I am a shopperholic (52 ways follow up)
Remember No. 2. Plastic bags?
I have two cheap totes from Top Shop, which cause vague ill-defined suspicions of guilt over potential sweatshop labour. However, I opened the post the other week to find my latte sister, Kelly, had heard my cries. She's made me a lovely large shopper bag. Lookie!
It's made of organic cotton and bamboo and the lovely side pocket is decorated with some Buffy fan art (Spike and Dru in Italy - ciao!). I here illustrate it in use carrying some plants and gardening stuff, but I have also used it for books, a large flour jar, a second hand curtain (fabric for use in cushions), and food. The bottom opens out square (unlike totes) so that you can fit a lot in, or carry things that should be kept flat (like cakes). I love it because it looks swish and different and not worthy.
I don't like the plainess of so much eco stuff. It's like what I say about being vegetarian: we veggies like junk food as much as anyone, it just has to be veggie junk food. Same with trying to reduce your eco footprint: being green doesn't have to mean being plain and dull and wearing your worthiness like a badge. Anyone seeing me with this bag will just assume it is a trés cool indie bag. Only me, Kelly, and now you guys will know it is also organic and green and part of an eco lifestyle.

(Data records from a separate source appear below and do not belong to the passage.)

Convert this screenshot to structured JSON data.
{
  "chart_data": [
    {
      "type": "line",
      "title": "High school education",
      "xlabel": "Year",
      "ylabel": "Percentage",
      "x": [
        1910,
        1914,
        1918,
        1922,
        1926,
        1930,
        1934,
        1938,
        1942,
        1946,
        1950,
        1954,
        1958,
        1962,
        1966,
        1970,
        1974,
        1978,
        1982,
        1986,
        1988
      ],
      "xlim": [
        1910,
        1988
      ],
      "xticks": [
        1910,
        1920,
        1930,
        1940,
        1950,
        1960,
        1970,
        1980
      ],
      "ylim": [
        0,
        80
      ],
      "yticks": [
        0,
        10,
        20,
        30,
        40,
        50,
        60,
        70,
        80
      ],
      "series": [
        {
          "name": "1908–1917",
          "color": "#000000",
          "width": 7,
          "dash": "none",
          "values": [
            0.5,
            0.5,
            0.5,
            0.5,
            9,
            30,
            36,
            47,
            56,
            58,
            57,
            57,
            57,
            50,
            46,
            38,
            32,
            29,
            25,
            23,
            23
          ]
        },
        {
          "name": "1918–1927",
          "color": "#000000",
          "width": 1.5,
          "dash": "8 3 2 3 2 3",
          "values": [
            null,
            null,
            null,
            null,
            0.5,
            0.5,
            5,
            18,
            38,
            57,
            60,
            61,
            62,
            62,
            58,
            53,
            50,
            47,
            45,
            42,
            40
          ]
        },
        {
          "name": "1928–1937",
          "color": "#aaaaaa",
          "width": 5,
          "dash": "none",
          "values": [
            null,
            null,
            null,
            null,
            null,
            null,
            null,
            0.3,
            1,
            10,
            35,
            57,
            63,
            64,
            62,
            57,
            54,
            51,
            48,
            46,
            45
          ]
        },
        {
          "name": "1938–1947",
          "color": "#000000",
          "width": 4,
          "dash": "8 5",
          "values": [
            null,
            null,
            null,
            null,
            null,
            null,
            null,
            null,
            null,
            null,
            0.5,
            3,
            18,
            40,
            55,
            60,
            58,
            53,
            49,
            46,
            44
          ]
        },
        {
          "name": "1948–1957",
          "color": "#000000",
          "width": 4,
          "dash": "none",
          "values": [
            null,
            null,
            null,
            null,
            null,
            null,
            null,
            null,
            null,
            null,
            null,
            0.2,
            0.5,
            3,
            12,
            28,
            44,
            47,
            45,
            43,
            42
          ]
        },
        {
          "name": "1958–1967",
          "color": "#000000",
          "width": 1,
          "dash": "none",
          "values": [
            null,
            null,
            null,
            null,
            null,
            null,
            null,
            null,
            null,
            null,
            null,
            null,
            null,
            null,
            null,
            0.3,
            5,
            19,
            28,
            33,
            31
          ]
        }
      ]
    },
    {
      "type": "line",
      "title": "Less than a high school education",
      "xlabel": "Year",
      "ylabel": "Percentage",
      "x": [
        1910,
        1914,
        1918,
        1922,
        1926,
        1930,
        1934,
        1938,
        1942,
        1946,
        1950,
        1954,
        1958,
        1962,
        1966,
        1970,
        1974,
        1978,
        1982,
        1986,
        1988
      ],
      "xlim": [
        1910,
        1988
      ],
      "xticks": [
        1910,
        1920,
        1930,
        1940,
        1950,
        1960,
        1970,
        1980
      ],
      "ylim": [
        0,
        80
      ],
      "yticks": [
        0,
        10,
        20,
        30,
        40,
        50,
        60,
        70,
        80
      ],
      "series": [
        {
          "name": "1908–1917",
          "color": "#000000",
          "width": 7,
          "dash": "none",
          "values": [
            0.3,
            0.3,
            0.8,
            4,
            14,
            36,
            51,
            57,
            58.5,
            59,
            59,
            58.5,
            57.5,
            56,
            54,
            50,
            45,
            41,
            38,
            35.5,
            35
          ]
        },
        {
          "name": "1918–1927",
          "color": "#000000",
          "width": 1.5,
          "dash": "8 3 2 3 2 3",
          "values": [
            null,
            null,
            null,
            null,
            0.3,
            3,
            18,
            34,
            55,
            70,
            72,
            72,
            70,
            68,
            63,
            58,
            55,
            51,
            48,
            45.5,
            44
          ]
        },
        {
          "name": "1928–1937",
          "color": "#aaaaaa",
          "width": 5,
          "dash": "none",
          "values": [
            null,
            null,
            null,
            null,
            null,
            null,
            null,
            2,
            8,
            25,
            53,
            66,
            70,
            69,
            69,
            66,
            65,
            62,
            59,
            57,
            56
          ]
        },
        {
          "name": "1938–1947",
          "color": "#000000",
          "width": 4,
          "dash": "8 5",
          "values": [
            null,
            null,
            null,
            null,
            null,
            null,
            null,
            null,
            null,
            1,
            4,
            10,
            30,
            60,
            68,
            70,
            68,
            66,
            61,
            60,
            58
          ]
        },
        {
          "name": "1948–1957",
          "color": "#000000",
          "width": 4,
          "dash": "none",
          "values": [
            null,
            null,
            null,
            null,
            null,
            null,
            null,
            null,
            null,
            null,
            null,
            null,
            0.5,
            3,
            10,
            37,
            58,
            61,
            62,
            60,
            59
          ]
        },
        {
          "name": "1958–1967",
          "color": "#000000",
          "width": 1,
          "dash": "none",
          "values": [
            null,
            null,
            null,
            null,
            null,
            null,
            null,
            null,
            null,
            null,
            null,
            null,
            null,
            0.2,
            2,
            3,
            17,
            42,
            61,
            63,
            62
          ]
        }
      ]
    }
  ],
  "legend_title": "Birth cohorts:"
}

Kelly has considered making and selling these bags. She's a great seamstress and already does some work with wedding dresses, costumes, corsetry etc. but the question over the bags is would they sell? So my questions to people reading this is:
- Would you buy a bag like this?
(Obviously the material and pocket art etc would vary - maybe there could be Tennant. Or House. Or whatever.)
- How much would you expect to pay? Yankee dollar.
(Kelly has a price in mind, already, I'm just seeing if the expectation is close to the cost)
I should stress that it's only a maybe right now, and probably on a custom basis, but I just want the idea out there.